Für die angestrebte Assoziierung an Erasmus+ 2014 bis 2020 hatte das Parlament im Herbst 2013 insgesamt 305,5 Millionen Franken gesprochen. In den Verhandlungen forderte die EU-Kommission dann aber weit mehr Geld als die vom Parlament bewilligten Mittel. Im Februar 2014 wurden die Verhandlungen bekanntlich sistiert.
EU-Programm nicht vom Tisch
Die Frage der Assoziierung an das EU-Austauschprogramm ist für den Bundesrat mit dem Entscheid vom Mittwoch aber nicht vom Tisch. Er will einen Anschluss an das Nachfolgeprogramm zu Erasmus+ ab 2021 prüfen und die Gespräche mit der Europäischen Kommission fortsetzen.

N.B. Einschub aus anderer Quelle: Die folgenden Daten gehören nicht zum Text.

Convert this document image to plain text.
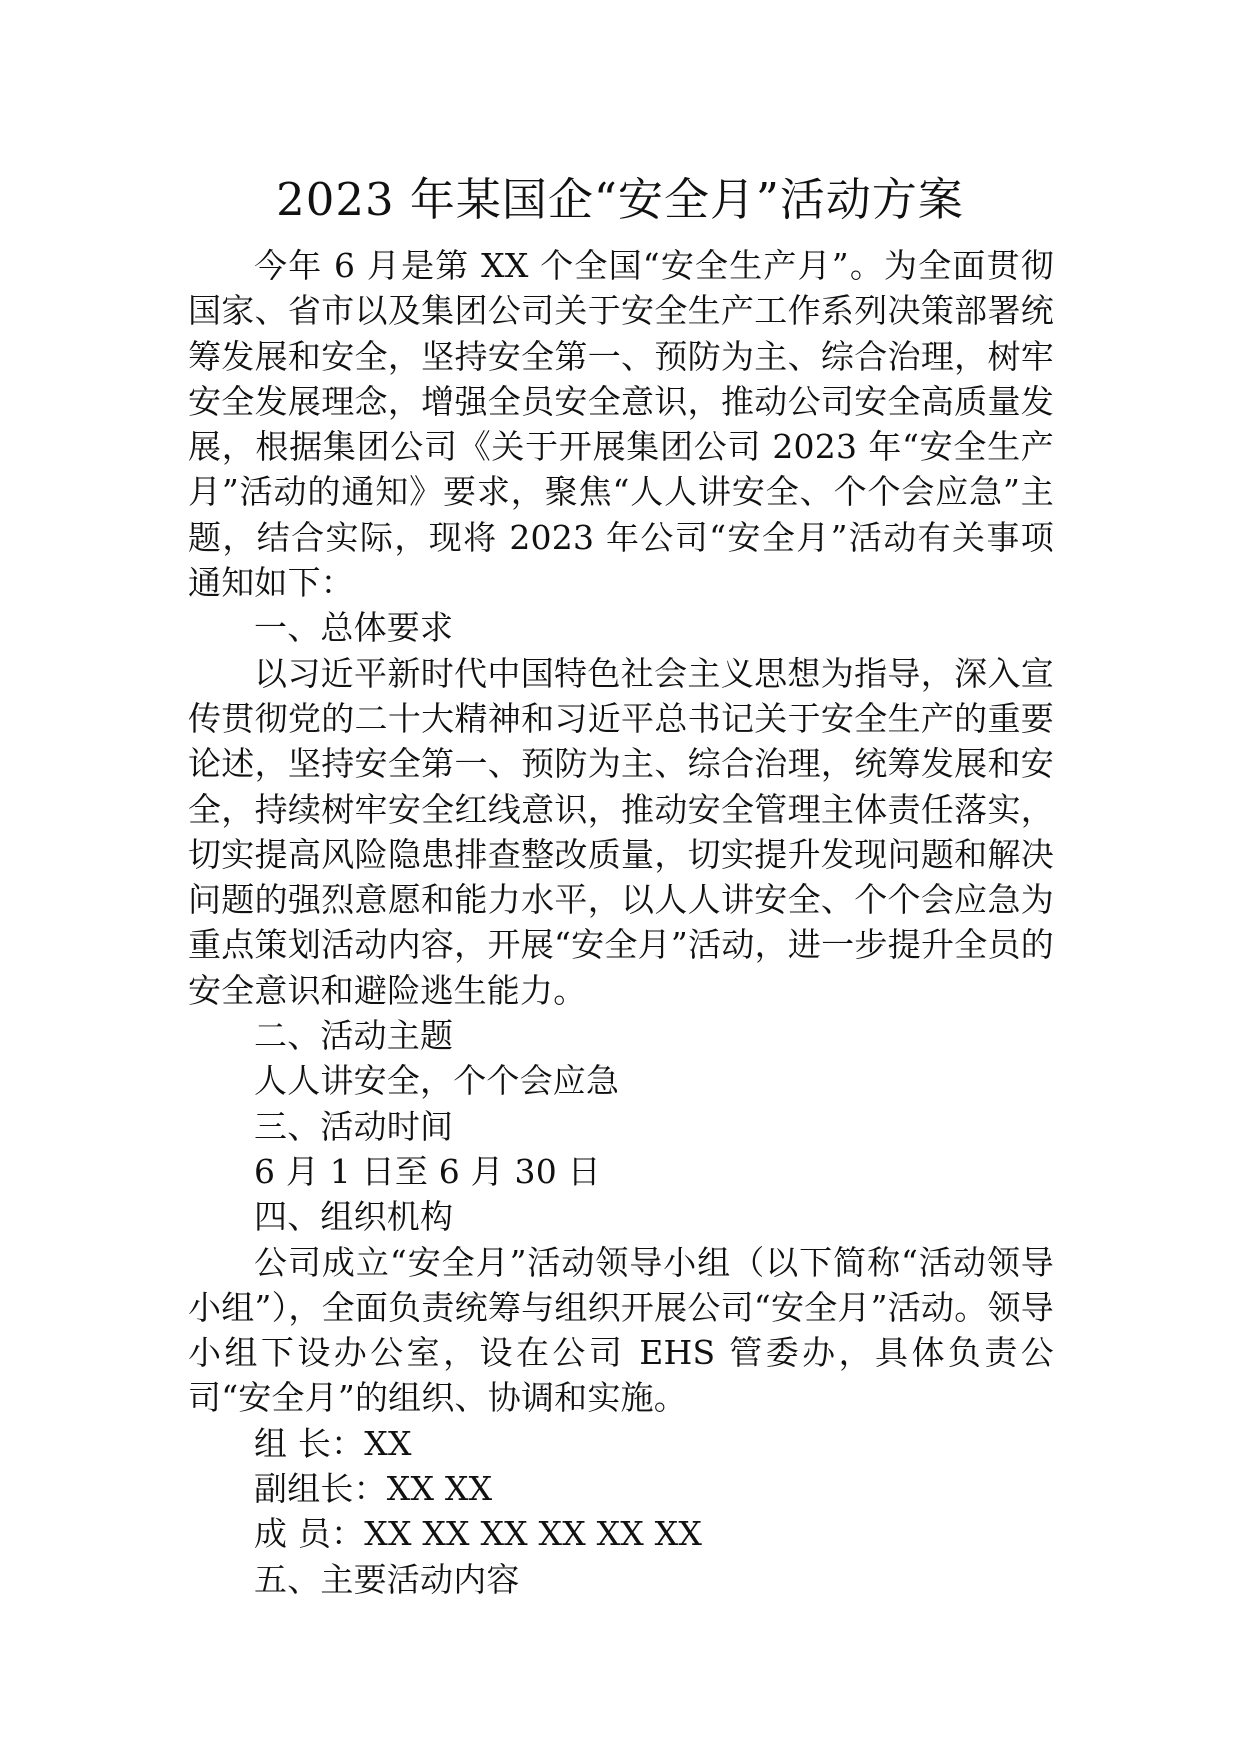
2023 年某国企“安全月”活动方案

今年 6 月是第 XX 个全国“安全生产月”。为全面贯彻国家、省市以及集团公司关于安全生产工作系列决策部署统筹发展和安全，坚持安全第一、预防为主、综合治理，树牢安全发展理念，增强全员安全意识，推动公司安全高质量发展，根据集团公司《关于开展集团公司 2023 年“安全生产月”活动的通知》要求，聚焦“人人讲安全、个个会应急”主题，结合实际，现将 2023 年公司“安全月”活动有关事项通知如下：

一、总体要求

以习近平新时代中国特色社会主义思想为指导，深入宣传贯彻党的二十大精神和习近平总书记关于安全生产的重要论述，坚持安全第一、预防为主、综合治理，统筹发展和安全，持续树牢安全红线意识，推动安全管理主体责任落实，切实提高风险隐患排查整改质量，切实提升发现问题和解决问题的强烈意愿和能力水平，以人人讲安全、个个会应急为重点策划活动内容，开展“安全月”活动，进一步提升全员的安全意识和避险逃生能力。

二、活动主题

人人讲安全，个个会应急

三、活动时间

6 月 1 日至 6 月 30 日

四、组织机构

公司成立“安全月”活动领导小组（以下简称“活动领导小组”），全面负责统筹与组织开展公司“安全月”活动。领导小组下设办公室，设在公司 EHS 管委办，具体负责公司“安全月”的组织、协调和实施。

组 长：XX

副组长：XX XX

成 员：XX XX XX XX XX XX

五、主要活动内容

Junge Menschen hätten allerdings lieber den Anschluss an Erasmus+: Mehrere Jugendorganisationen lancierten am Donnerstag eine Petition für eine Wiederaufnahme der Verhandlungen und einen Anschluss an Erasmus+ ab 2018. Das nötige Geld müsse gesprochen werden, schrieb die Schweizerische Arbeitsgemeinschaft der Jugendverbände (SAJV).
Die Übergangslösung sei auf Einzelne und auf den Hochschulbereich fokussiert, kritisierte die SAJV. Die Berufsbildung und der ausserschulische Jugendbereich würden abgestraft. Die Unsicherheit, Projekte einzureichen und durchzuführen, sei gross. Die Petition soll in der Sommersession dem Parlament übergeben werden.
Petition für Erasmus+
Unter den Petitionären sind neben Jugendorganisationen die Juso, die Jungen Grünen, die Junge CVP, die Junge GLP und und der Verband der Schweizer Studierendenschaften (VSS). Die Studierenden befürchten, ohne das Austauschprogramm der EU wissenschaftlich den Anschluss zu verlieren, wie der VSS vor kurzem schrieb.
Auch die SP will «einen dauerhaften Ausschluss von Erasmus+» nicht hinnehmen, wie sie schrieb. Die Übergangslösung sei im besten Fall eine Notlösung, die die Berufsbildung nur am Rande berücksichtige. Die SP will, dass sich die Schweiz ab 2021 wieder voll an die EU-Austauschprogramme assoziiere.
Erasmus+ ist bei Studierenden sehr beliebt. Rund 678’000 Menschen haben 2015 mit dem EU-Jugendaustauschprogramm Erasmus die Möglichkeit genutzt, im Ausland zu studieren, eine Aus- oder Weiterbildung zu machen oder Arbeitserfahrung zu sammeln.